Monday, July 17, 2006

Your Cap Rate

I did a check at LoopNet late last week to see what commercial properties are available in my area. In my search, I uncovered a 24-unit apartment complex for sale for $1,250,000. They had a proforma sheet that listed the following:

Total Annual Income ............... $179,222.00
Total Annual Operating Expenses ... $76,299.00
Net Operating Income .............. $102,923.00
Offering Price .................... $1,250,000.00
Cap Rate .......................... 8.23%

For those unfamiliar with cap rates, it's just the "Net Operating Income" divided by the price. Cap rates are another tool investors use to determine a property's worth. The higher the percentage, the better. I've heard that one should really look for properties that have a 10% (or higher) cap rate, but that doesn't mean to say that those below 10% are all bad, either. It's just another tool to use in your due diligence.

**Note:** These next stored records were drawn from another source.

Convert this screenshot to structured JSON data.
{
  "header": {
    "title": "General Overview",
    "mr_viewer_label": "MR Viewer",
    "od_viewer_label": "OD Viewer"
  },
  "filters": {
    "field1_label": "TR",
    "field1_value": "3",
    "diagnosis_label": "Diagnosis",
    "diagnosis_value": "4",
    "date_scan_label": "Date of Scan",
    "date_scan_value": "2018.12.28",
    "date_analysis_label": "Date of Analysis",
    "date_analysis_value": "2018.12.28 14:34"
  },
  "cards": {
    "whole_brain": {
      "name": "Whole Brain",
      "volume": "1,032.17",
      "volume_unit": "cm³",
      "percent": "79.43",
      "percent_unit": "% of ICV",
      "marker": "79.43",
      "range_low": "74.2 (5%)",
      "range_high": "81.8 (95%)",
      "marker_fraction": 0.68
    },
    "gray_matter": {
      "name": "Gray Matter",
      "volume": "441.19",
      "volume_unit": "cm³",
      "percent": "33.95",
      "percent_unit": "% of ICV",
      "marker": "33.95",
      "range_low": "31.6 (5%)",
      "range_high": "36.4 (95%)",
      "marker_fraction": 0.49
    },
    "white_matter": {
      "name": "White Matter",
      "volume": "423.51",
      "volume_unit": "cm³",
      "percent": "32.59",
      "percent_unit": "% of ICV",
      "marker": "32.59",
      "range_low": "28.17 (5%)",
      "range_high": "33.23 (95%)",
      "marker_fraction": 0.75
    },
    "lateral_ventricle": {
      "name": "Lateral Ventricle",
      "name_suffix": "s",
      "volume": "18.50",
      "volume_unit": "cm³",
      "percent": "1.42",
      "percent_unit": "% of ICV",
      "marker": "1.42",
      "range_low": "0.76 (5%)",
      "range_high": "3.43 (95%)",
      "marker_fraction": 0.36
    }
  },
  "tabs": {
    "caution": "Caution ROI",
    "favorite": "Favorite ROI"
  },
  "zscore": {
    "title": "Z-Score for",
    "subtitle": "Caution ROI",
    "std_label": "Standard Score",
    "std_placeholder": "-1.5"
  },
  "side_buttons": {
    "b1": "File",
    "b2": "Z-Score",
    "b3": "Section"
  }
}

I also did some reading in several commercial message boards and through several free commercial investing articles, written by some of the leading people in the commerical investment business. One article in particular caught my attention. It was written by Ray Alcorn, who moderates the commerical message board at CREOnline.com. The article (called "What's it Worth? Deriving Your Capitalization Rate") outlines a different way to calculate the cap rate using YOUR specific criteria. Basically, the steps are as follows:
  1. Determine the true NOI (Net Operating Income). The proforma, and other supporting documentation, is nice, but you should always double-check the numbers yourself to ensure you have the true NOI.
  2. Determine your financing for the property. How much will your loan(s) be and at what rate and terms? How much do you plan to put down? And so on.
  3. Determine the rate of return you wish to make on your investment: 10%, 20%, 30%, more?
  4. Calculate YOUR cap rate.
  5. Determine YOUR offer price.
Here's an example using the proforma sheet from the apartment complex above, and hypothetical data for the rest of the calculation. After doing my research, I find the figures in the proforma are accurate - i.e., the NOI is $102,923. Suppose I can only put down 10% for the purchase of the property. I can get an 80% loan @8% for 20 years, and a second 10% loan @13% for 20 years. For the 10% downpayment, I want a 20% rate of return. Using Ray Alcorn's formula, I can then arrive at a cap rate:

Cap Rate = (LTV Debt ratio * mortgage constant) +
(LTV equity ratio * equity constant)

Since I will have two loans, my will include an additional LTV calculation. I'll need to figure the "mortgage constant" for both loans before anything else. Ray says this is done by dividiing the monthly payment of the loan by the debt service itself. Since the figure is constant, it doesn't matter what the debt service amount (and, consequently, the monthly payments) are, just as long as the interest rate and term stays the same. For the 1st loan, we can use a debt service of $10,000. The mortgage constant would be:

$10,000 @8% for 20 years
mortgage constant = monthly payment / debt service
mortgage constant = $83.64 / $10,000.00
mortgage constant = 0.083644

For the second loan, the mortgage constant would be:

$10,000 @13% for 20 years
mortgage constant = monthly payment / debt service
mortgage constant = $117.16 / $10,000.00
mortgage constant = 0.011716
Now we have all the information we need to arrive at OUR cap rate:

Cap Rate = (LTV Debt ratio1 * mortgage constant1) +
(LTV Debt ratio2 * mortgage constant2) +
(Equity ratio * equity constant)
Cap Rate = (0.8 * 0.083644) + (0.1 * 0.011716) + (0.1 * 0.2)
Cap Rate = 0.0669152 + 0.0011716 + 0.02
Cap Rate = 0.0880868 (or 8.81%)

Now that we gotten OUR cap rate, we can arrive at a purchase price:

Purchase Price = NOI / Our Cap Rate
Purchase Price = $102,923 / 8.81%
Purchase Price = $1,168,427

Therefore, an offer price of $1,168,427 would fit more inline with our objectives and financing. But again, Ray stresses that this is just a figure to use to aid you in your decision, and not a figure you should use to base your decision on entirely. HTH!